O Conselho Econômico e Social deve voltar a ser um órgão vivo e influente. Deve servir para que encontremos convergências para questões relacionadas a comércio, finanças e desenvolvimento, em um ambiente livre de preconceitos e dogmatismos. O ECOSOC deve ser a instância deliberativa privilegiada na busca da conciliação entre os objetivos do crescimento econômico e da redução das iniqüidades de uma globalização assimétrica. O Presidente Lula sugeriu neste ano, na Cúpula do G-8 em Gleneagles, que poderíamos começar a elevar a estatura do ECOSOC, organizando um segmento de alto nível com a participação, por exemplo, do Ministro da Economia da presidência rotativa do G-8. O ECOSOC deve também prestar sua contribuição na promoção da estabilidade e da paz, em parceria com o Conselho de Segurança, como estabelece o artigo 65 da Carta.

O estabelecimento de uma Comissão para a Construção da Paz preencherá uma lacuna institucional importante. Será o elo, hoje inexistente, entre segurança e desenvolvimento.

As estruturas e mecanismos da Organização na esfera dos direitos humanos devem ser reforçados e aperfeiçoados. Apoiamos a criação de um Conselho de Direitos Humanos que se baseie nos princípios da universalidade, do diálogo e da não seletividade. A elaboração de um relatório global sobre direitos humanos, a cargo do Alto Comissariado, que cubra todos os países e situações, contribuirá para aumentar a credibilidade do sistema de proteção dos Direitos Humanos das Nações Unidas.

O Secretário-Geral instou-nos a trabalhar de forma mais coordenada com vistas à proteção das vítimas de violações graves e sistemáticas dos direitos humanos. A cooperação internacional na esfera dos direitos humanos e da assistência humanitária deve orientar-se pelo princípio da responsabilidade coletiva. Temos sustentado - em nossa região e fora dela - que o princípio da não-intervenção em assuntos internos dos Estados deve ser acompanhado pela idéia da "não-indiferença".

Lidamos, hoje, com conceitos novos como "segurança humana" e "responsabilidade de proteger". Concordamos que devem ter um lugar adequado em nosso sistema. Mas é ilusório pensar que podemos combater os desvios políticos que estão na origem de violações graves de direitos humanos por meios exclusivamente militares, ou mesmo por sanções econômicas, em prejuízo da diplomacia e da persuasão.
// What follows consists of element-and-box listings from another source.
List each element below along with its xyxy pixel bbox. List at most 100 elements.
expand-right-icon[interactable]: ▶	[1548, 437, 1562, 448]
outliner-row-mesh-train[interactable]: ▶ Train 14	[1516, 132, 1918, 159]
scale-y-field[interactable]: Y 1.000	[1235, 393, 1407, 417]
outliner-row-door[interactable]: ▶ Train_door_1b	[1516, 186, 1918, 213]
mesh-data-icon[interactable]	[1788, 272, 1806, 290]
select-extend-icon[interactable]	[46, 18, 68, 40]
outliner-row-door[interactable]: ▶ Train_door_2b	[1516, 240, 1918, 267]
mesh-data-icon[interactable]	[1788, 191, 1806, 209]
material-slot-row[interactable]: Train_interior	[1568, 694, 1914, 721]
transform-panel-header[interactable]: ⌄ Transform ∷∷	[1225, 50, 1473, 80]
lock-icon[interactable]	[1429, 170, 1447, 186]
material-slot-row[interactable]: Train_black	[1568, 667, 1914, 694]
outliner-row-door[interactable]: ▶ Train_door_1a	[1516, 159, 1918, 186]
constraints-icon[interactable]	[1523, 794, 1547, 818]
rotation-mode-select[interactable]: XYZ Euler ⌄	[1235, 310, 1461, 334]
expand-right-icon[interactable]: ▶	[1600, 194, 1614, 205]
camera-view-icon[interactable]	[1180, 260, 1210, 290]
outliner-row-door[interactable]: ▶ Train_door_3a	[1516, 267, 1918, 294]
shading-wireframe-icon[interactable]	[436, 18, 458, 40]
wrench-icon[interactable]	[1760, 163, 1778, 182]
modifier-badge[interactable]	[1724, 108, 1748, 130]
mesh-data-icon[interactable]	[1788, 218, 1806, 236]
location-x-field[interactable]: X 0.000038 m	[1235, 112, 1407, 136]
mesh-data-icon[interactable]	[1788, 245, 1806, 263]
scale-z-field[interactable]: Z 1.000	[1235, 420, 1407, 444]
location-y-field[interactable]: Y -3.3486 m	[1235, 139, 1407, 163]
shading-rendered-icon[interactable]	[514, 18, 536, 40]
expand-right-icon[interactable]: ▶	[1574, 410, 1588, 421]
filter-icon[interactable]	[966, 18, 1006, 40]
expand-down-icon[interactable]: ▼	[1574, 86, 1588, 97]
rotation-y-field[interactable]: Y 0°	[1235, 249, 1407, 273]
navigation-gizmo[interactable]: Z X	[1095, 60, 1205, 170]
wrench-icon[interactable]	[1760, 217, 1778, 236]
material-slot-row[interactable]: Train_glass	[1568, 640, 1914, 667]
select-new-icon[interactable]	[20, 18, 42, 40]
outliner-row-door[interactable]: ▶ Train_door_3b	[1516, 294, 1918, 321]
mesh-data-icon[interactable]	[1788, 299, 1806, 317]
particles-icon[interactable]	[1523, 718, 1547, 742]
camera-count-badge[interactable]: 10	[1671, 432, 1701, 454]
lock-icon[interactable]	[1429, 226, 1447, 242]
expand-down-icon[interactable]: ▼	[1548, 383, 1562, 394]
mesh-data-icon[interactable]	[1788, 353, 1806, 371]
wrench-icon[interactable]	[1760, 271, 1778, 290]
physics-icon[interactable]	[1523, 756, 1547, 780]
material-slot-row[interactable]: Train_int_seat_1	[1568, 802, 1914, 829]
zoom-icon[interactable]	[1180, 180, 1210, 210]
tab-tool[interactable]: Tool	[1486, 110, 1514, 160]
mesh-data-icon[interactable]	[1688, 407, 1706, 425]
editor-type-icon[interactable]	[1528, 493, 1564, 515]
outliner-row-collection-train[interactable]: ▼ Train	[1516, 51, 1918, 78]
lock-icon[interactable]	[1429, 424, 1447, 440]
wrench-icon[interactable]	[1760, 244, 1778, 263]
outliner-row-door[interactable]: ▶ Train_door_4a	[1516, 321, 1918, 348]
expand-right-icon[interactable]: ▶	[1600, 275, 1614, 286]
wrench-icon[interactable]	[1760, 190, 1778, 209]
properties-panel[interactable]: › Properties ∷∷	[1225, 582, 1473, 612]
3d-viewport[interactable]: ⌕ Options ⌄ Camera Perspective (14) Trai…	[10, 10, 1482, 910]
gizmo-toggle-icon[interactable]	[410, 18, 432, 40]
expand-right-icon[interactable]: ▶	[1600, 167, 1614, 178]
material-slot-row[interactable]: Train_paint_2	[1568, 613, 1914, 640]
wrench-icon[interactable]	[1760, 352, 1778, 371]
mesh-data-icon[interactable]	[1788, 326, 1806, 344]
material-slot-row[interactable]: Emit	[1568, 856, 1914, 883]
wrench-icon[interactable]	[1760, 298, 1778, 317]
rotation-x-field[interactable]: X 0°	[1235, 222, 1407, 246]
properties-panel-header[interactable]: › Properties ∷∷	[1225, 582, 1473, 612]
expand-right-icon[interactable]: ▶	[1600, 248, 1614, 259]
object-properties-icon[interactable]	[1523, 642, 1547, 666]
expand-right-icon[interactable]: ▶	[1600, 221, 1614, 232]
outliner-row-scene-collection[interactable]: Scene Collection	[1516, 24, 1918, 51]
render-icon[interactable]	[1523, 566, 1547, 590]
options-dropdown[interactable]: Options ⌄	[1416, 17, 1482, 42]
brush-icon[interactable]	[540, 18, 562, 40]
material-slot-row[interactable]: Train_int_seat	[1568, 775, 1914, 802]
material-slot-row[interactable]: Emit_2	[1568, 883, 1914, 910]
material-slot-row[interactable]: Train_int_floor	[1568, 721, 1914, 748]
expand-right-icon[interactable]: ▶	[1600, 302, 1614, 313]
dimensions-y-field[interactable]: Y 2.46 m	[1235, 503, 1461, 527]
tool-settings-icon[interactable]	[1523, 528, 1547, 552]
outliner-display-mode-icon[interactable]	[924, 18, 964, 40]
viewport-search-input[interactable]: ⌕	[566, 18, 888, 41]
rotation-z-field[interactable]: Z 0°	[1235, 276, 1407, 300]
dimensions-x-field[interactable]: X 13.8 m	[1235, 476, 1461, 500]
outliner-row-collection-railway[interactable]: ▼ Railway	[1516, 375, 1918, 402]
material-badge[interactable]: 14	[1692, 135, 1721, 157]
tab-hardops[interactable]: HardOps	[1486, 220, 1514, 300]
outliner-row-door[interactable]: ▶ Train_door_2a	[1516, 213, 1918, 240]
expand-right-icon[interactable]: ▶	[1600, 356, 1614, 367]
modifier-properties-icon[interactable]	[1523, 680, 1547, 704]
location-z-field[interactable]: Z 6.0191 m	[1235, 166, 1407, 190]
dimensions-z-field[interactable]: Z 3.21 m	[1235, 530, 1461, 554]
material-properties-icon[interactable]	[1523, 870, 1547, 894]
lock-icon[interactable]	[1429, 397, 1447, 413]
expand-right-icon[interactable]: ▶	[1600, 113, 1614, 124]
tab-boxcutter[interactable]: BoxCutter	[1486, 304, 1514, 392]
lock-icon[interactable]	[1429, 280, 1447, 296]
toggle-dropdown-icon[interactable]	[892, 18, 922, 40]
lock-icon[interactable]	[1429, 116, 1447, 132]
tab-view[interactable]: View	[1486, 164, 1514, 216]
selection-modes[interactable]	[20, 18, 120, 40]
A segurança humana resulta, principalmente, de sociedades justas e eqüitativas, que promovem e protegem os direitos humanos, fortalecem a democracia e respeitam o estado de direito, ao mesmo tempo em que criam oportunidades de desenvolvimento econômico com justiça social. As Nações Unidas não foram criadas para disseminar a filosofia de que a ordem deve ser imposta pela força. Esse recurso extremo deve ser reservado a situações em que todos os demais esforços tenham sido esgotados e as soluções pacíficas sejam realmente inviáveis. E o julgamento sobre a existência dessas condições excepcionais há que ser sempre um julgamento multilateral. A Carta contempla dois tipos de situação para o uso da força: a necessidade de manter ou restaurar a paz e a segurança internacionais, e o direito de legítima defesa. Esses dois conceitos não podem ser confundidos, sob pena de embaralharmos as bases doutrinárias da Organização.

Senhor Presidente,

A reforma do Conselho de Segurança destaca-se como peça central do processo em que estamos envolvidos. A necessidade de fazer com que o Conselho se torne mais representativo e democrático é reconhecida pela imensa maioria dos Estados-membros.

No horizonte histórico em que vivemos, nenhuma reforma do Conselho de Segurança será significativa se não contemplar uma expansão dos assentos permanentes e não-permanentes, com países em desenvolvimento da África, da Ásia e da América Latina em ambas as categorias. Não podemos aceitar a perpetuação de desequilíbrios contrários ao espírito do multilateralismo.

Um Conselho mais eficaz deve ser capaz, acima de tudo, de assegurar o cumprimento de suas decisões. Não parece razoável imaginar que o Conselho poderá continuar ampliando sua agenda e suas funções sem que se resolva seu déficit democrático.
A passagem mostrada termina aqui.